On an unrelated errand we were looking up how much the US spends on its defense. We made the terrible mistake of just Googling it. But hey, that mistake turned into an insight we can share!
Turns out a lot of different people have very different ideas of how much the US spends on its defense as a percent of the Federal Budget. So let’s play a game.
Before we start: Guess your own number. Just for fun. Don’t need to share it with anyone, no “I told you so’s,” no points won or lost.
Here’s a picture of a fighter jet to give you time to think before seeing the numbers.
Now that you’re done, let’s look at what different reputable and not-so-reputable sources say. (Click images for links.)
More Reputable
Pew – 15% (2016)
American Enterprise Institute – 14% (2016)
Huffington Post – 34% (2015)
$1.3T out of a $3.8T budget
Less Reputable
USGovernmentspending.com – 22% (2015)
War Resisters League – 28% or 48% (2015)
Some Blogger Named The Lunatic – 40% (2015)

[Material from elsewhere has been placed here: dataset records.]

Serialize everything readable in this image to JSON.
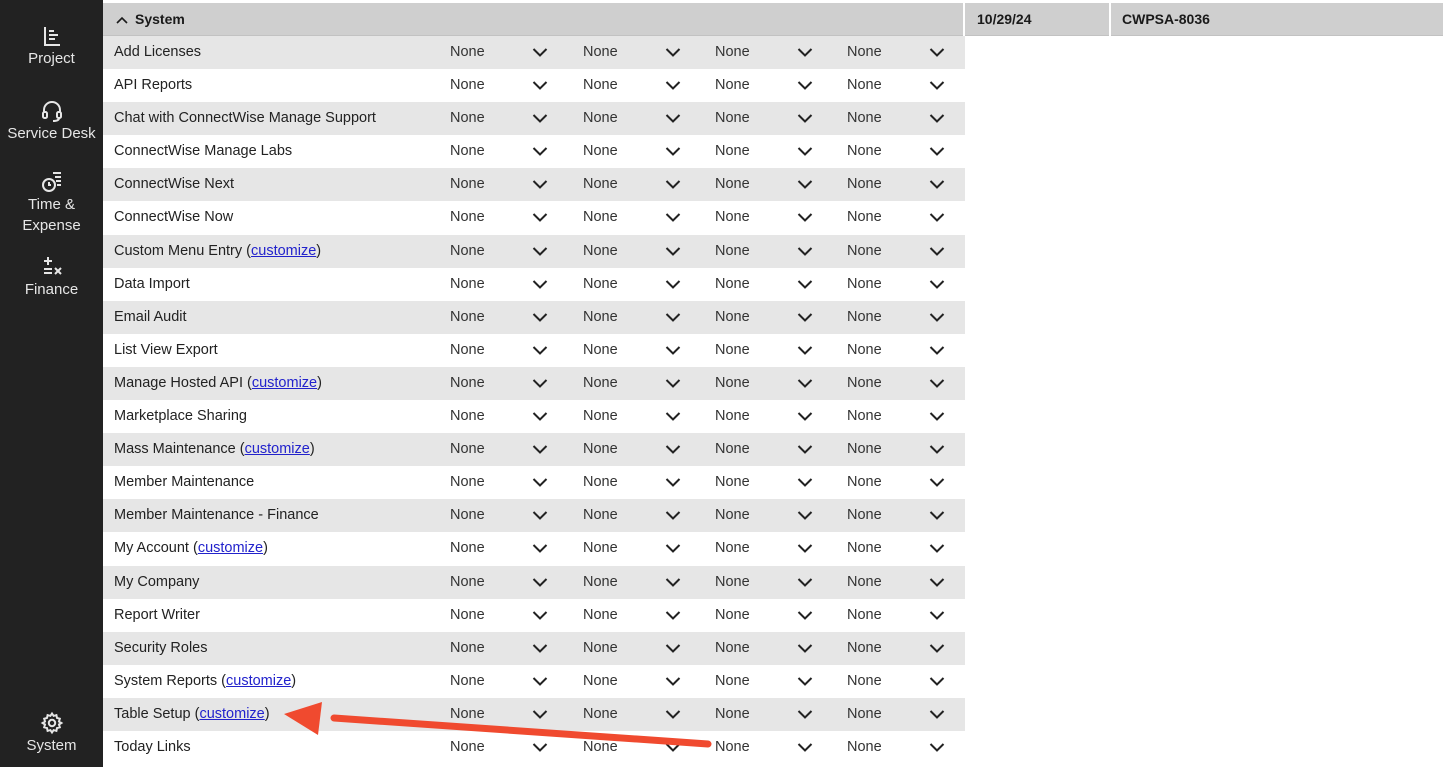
{
  "sidebar": {
    "items": [
      {
        "label": "Project",
        "icon": "project-icon"
      },
      {
        "label": "Service Desk",
        "icon": "headset-icon"
      },
      {
        "label": "Time &\nExpense",
        "label_line1": "Time &",
        "label_line2": "Expense",
        "icon": "stopwatch-list-icon"
      },
      {
        "label": "Finance",
        "icon": "plus-minus-times-icon"
      },
      {
        "label": "System",
        "icon": "gear-icon"
      }
    ]
  },
  "section": {
    "title": "System",
    "date": "10/29/24",
    "ticket": "CWPSA-8036"
  },
  "select_default": "None",
  "link_text": "customize",
  "rows": [
    {
      "name": "Add Licenses",
      "customize": false
    },
    {
      "name": "API Reports",
      "customize": false
    },
    {
      "name": "Chat with ConnectWise Manage Support",
      "customize": false
    },
    {
      "name": "ConnectWise Manage Labs",
      "customize": false
    },
    {
      "name": "ConnectWise Next",
      "customize": false
    },
    {
      "name": "ConnectWise Now",
      "customize": false
    },
    {
      "name": "Custom Menu Entry",
      "customize": true
    },
    {
      "name": "Data Import",
      "customize": false
    },
    {
      "name": "Email Audit",
      "customize": false
    },
    {
      "name": "List View Export",
      "customize": false
    },
    {
      "name": "Manage Hosted API",
      "customize": true
    },
    {
      "name": "Marketplace Sharing",
      "customize": false
    },
    {
      "name": "Mass Maintenance",
      "customize": true
    },
    {
      "name": "Member Maintenance",
      "customize": false
    },
    {
      "name": "Member Maintenance - Finance",
      "customize": false
    },
    {
      "name": "My Account",
      "customize": true
    },
    {
      "name": "My Company",
      "customize": false
    },
    {
      "name": "Report Writer",
      "customize": false
    },
    {
      "name": "Security Roles",
      "customize": false
    },
    {
      "name": "System Reports",
      "customize": true
    },
    {
      "name": "Table Setup",
      "customize": true
    },
    {
      "name": "Today Links",
      "customize": false
    }
  ],
  "annotation": {
    "color": "#f04a2f"
  }
}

American Friends Service Committee – 57% (2017)
Some Other Blogger Named Mike – 57% (2013)
(This one has been popular on social media.)
Nation of Change – 66.3% (2017)
Later they say 21.7% of the whole but say this is “misleading”
What’s the CBO Say? 15.7% (2015)
They peg it at 15.7% (3.3% of a GDP of just over $18T and a budget of $3.8T) – and that’s actually projected to decrease as a percentage of GDP and budget over the next 10 years (based on 2015 policy). It’s down about 1/3 since 1990. See page 81 of the report.
What Gives?
I’m not going to tell you who’s “right” and who’s “wrong” because it all depends on how you count it. Do you or do you not include:
- Emergency war spending?
- Foreign aid?
- The Defense Department’s janitors?
- Veterans’ Benefits?
- The CIA/NSA/other intelligence services?
- NASA and DARPA R&D (which might be used for military purposes)?
- Corporate tax breaks?
- Net interest, either somehow apportioned for past military spending–or all of it?
Even including all of that we have no idea how one gets to 48%+ of total federal budget, but we decied not to dig into the math.
Point is you can chop this up a lot of ways, and so somewhat reputable folks can come up with different numbers, and not be “wrong” based on whatever assumptions they have. The CBO may not even have it “right” based on what you want to put into the bucket.
The Other Trick: The Discretionary Sneak
The 57% number got very popular in 2015 sliding around the Internet. Turns out it’s an image of only discretionary funding (rather than mandatory), and discretionary is not the whole picture: discretionary + mandatory is the full budget. Politifact breaks it down (and even the 57% of discretionary is apparently wrong). They fall in on 16%.
Either through simple laziness and carelessness, or confirmation bias, or pushing an agenda, some folks spread around the 57% number–and other people, for the same reasons, believed it.
This all goes to show: it’s easy to get duped when you’re excited about getting mad about a fact.